自動車メーカー・航空会社はなぜプロ野球ではなく「Jリーグ」に参入したのか? 開幕30周年記念で考える
2023年、Jリーグは開幕30周年を迎えた。このアニバーサリーイヤーの締めくくりとして、日本のプロサッカーの発展においてモビリティ産業が果たした重要な役割について深く考えてみたい。
プロサッカーに手を出した理由

広島東洋カープに関わるマツダを唯一の例外として、プロ野球の球団経営に参入しなかった自動車メーカーや航空会社が、なぜプロサッカーに参入したのか。理由は主に4つある。
●サッカーチームを所有していたから
日本では1980年代まで実業団スポーツが盛んで、大手企業は野球、サッカー、ラグビー、バレーボールなどのチームを抱え、それぞれの大会、リーグに参加することが多かった。サッカーは、1965(昭和40)年から1992(平成4)年までに運営された日本サッカーリーグ(JSL)を通じて発展していった。サッカーファンには常識だが、JリーグはアマチュアだったこのJSLを母体に生まれたものである。そして、そこには、モビリティ系企業のクラブが多く参加していたのだ。
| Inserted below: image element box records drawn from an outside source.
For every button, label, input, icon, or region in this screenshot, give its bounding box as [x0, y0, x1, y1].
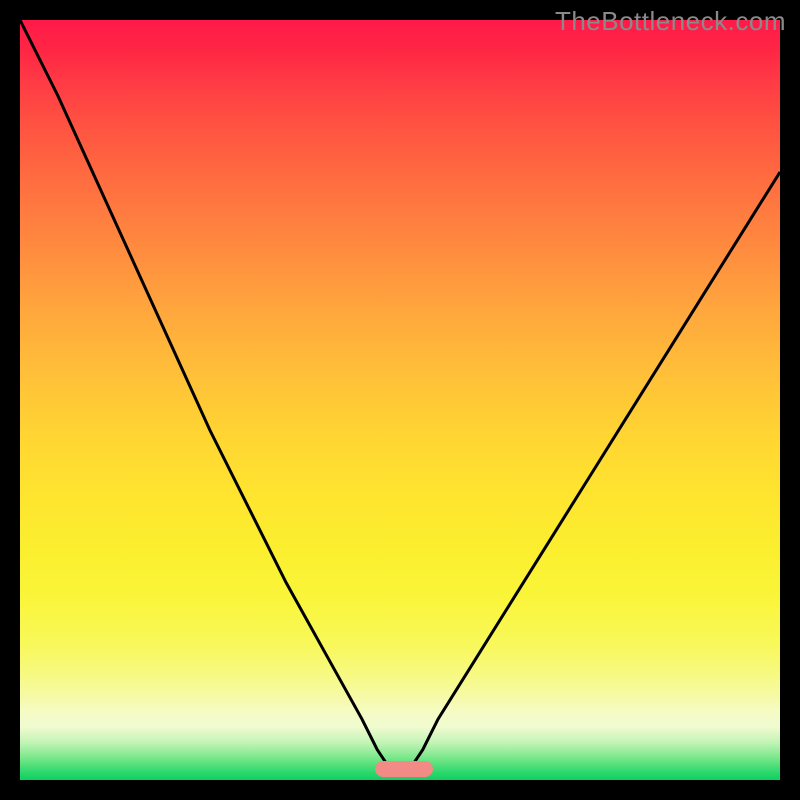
watermark-text: TheBottleneck.com	[555, 6, 786, 37]
bottleneck-curve	[20, 20, 780, 780]
curve-left-branch	[20, 20, 400, 772]
bottleneck-plot	[20, 20, 780, 780]
optimal-zone-marker	[375, 761, 433, 777]
curve-right-branch	[400, 172, 780, 772]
・東日本JR古河サッカークラブ(当初は古河電気工業サッカー部)
・三菱自動車工業サッカー部(当初は三菱重工業サッカー部)
・豊田自動織機製作所サッカー部
・ヤンマーディーゼルサッカー部
・マツダサッカークラブ(当初は東洋工業蹴球部)
・トヨタ自動車工業サッカー部
・日産自動車サッカー部
・ヤマハ発動機サッカー部
・本田技研工業サッカー部
・全日空サッカークラブ(当初は全日空横浜サッカークラブ)
いうまでもなく、これらは“オリジナル10”を含む初期のJリーグに所属していたクラブの前身ばかりだ。つまり、モビリティ系企業の多くは、もともとJSLでクラブを運営していたため、プロサッカーへの参入は自然な流れだったのだ。また、これらのクラブのなかには、当初から鉄道会社系のクラブは少なかった。